Cluster Coordination Architecture
Cluster coordination architecture describes the set of services and protocols that allow multiple nodes in a distributed system to agree on shared state — including cluster membership, configuration, distributed locks, and leader identity — providing a consistent foundation for higher-level applications.
Cluster coordination architecture describes the set of services and protocols that allow multiple nodes in a distributed system to agree on shared state — including cluster membership, configuration, distributed locks, and leader identity — providing a consistent foundation for higher-level applications.
Coordination is hard because it requires strong consistency in the face of network partitions and node failures. Systems that need cluster coordination typically rely on a dedicated coordination service (ZooKeeper, etcd, Consul) backed by a consensus algorithm like Raft to guarantee linearizability.
Coordination Service: The coordination service (e.g., etcd) runs as a small cluster of 3 or 5 nodes. Its own internal consensus guarantees that writes are durable and reads are linearizable. Application services talk to this cluster through a client library, watching keys for changes with low-latency push notifications.
Distributed Locking: Services that need mutual exclusion (e.g., only one instance should run a migration at a time) acquire a lease from the coordination service. The lease is associated with a time-to-live (TTL); if the holder crashes, the lock expires automatically. A fencing token (monotonically increasing version number) prevents a slow lock holder from corrupting data after the lease expires. See Distributed Locking for the full protocol.
Service Discovery and Configuration: Workers register their address and health status in the coordination service.

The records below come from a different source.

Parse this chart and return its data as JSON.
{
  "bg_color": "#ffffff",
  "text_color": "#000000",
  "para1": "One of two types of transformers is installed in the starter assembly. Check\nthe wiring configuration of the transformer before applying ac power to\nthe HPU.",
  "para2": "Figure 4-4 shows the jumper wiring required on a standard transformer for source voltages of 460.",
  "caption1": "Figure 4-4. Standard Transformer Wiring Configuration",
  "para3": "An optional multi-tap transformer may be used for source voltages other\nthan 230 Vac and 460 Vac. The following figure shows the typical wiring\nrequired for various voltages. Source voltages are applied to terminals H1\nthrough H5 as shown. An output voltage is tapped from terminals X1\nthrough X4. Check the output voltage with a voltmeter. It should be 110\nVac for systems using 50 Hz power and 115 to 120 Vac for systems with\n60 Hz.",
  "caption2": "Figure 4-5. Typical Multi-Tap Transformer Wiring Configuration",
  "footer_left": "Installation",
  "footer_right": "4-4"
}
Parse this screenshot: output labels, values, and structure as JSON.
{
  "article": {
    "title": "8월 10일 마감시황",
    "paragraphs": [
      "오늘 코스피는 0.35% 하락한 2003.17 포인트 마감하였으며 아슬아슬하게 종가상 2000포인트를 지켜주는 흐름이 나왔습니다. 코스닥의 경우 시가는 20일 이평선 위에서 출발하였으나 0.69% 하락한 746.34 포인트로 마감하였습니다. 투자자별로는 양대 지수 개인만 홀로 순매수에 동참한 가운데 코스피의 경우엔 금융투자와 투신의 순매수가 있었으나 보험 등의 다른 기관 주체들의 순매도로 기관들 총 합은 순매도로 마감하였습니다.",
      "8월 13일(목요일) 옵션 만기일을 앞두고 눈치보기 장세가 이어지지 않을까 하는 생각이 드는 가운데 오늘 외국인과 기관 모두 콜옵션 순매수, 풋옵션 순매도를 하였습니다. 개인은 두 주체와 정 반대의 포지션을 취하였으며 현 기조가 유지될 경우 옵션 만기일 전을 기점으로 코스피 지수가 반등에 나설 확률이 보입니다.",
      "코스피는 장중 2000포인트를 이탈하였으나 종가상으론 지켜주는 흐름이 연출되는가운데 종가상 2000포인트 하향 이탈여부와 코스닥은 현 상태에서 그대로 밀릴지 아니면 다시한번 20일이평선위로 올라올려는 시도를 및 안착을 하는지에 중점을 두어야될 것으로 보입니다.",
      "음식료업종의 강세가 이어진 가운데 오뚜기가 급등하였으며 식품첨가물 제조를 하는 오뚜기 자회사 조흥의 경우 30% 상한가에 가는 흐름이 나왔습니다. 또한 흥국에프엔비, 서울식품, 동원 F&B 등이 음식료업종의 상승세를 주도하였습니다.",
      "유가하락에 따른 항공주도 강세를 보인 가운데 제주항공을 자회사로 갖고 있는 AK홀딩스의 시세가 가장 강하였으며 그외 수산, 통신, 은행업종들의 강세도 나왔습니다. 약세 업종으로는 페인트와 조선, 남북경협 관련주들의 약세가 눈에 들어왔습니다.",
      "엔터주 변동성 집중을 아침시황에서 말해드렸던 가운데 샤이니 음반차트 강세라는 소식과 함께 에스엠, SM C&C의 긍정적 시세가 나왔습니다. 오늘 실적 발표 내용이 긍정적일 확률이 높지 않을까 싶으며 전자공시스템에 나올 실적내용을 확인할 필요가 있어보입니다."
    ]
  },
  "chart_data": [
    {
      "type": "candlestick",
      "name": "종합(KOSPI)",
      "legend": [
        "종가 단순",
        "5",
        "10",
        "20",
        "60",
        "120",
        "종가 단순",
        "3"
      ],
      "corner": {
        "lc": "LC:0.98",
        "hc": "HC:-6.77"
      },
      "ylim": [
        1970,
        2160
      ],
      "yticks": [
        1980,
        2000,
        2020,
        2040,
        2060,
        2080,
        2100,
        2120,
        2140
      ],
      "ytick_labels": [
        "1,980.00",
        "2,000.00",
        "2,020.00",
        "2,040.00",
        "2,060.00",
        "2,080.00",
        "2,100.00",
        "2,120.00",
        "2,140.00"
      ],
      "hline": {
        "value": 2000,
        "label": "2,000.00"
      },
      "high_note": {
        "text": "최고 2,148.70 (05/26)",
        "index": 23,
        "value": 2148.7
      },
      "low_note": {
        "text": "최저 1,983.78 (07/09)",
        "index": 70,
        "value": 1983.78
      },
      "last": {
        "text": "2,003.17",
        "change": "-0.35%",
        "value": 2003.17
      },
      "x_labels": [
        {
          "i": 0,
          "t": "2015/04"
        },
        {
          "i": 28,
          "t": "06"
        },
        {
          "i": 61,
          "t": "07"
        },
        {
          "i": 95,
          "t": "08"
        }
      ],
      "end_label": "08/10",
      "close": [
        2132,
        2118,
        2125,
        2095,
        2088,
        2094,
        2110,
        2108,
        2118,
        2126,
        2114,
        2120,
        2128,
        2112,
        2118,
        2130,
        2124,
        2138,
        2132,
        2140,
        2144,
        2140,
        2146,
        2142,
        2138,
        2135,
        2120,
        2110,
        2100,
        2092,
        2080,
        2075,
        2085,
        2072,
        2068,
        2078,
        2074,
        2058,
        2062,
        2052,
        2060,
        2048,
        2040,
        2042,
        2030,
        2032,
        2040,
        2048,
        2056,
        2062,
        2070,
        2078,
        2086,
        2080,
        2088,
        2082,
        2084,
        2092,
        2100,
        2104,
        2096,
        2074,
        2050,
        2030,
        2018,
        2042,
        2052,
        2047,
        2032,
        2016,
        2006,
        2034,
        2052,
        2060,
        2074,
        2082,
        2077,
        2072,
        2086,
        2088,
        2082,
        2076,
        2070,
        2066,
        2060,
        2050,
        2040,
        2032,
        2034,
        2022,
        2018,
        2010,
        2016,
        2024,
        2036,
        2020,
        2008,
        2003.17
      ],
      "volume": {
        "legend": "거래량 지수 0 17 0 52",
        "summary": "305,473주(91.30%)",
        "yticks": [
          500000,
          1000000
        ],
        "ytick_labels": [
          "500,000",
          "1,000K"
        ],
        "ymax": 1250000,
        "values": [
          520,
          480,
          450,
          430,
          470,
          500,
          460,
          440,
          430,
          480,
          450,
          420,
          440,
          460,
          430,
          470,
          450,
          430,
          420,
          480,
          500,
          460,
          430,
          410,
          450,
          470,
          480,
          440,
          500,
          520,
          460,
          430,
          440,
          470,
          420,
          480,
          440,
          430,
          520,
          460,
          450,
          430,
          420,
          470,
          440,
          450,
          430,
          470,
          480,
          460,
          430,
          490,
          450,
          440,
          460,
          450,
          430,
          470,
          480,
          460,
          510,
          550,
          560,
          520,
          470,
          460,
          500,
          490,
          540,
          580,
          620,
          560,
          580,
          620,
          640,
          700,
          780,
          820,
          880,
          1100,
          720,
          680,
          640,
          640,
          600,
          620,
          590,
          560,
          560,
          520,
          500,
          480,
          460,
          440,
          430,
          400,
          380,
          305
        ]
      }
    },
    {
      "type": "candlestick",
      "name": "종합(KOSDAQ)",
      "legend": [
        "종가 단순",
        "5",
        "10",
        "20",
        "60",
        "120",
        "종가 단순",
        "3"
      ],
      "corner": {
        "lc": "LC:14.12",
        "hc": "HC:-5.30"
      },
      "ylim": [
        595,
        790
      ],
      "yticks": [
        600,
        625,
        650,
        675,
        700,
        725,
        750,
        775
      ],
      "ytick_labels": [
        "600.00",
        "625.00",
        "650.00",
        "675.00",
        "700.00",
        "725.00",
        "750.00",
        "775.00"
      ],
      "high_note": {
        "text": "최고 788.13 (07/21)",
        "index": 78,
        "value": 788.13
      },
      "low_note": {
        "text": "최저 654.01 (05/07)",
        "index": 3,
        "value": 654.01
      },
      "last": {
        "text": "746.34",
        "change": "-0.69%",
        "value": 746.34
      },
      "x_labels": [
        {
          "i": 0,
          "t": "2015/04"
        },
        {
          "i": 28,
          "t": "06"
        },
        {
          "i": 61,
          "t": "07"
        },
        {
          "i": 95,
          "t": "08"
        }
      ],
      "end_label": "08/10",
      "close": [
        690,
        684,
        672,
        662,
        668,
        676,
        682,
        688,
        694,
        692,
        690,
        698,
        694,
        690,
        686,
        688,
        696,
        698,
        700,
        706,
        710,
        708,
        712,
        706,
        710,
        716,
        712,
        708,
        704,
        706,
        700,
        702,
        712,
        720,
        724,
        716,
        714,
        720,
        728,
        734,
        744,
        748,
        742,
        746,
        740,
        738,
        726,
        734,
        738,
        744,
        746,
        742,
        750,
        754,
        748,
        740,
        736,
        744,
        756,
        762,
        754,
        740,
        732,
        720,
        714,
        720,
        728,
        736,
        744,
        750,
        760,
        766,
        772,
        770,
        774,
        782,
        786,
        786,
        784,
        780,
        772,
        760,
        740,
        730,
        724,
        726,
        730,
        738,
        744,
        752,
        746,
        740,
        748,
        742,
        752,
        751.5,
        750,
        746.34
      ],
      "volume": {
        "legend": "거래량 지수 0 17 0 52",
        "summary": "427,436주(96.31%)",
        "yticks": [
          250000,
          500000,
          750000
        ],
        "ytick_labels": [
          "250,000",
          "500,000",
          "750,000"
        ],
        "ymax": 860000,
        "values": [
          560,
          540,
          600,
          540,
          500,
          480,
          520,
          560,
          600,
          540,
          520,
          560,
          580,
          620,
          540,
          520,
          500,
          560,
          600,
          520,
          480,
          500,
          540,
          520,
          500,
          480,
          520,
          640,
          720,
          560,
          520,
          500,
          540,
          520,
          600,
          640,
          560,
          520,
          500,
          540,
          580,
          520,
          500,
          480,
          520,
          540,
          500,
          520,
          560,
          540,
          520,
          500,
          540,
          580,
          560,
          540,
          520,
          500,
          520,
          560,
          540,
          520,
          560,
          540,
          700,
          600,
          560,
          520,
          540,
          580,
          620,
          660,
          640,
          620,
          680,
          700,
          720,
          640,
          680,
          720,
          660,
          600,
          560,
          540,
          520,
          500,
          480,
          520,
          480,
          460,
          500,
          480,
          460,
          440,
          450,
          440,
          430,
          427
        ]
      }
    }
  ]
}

Clients watch these registrations and update their routing tables when workers join or leave. Global configuration values (feature flags, rate limits) are also stored here, enabling zero-downtime configuration changes pushed to all instances simultaneously.
Leader Election in Applications: Application-level leader election (distinct from the coordination service's internal election) is implemented by multiple instances competing to create the same key with a TTL. The instance that creates the key first wins; others watch the key and take over if it disappears. Compare with Leader Election Algorithm for the lower-level Raft-based mechanism.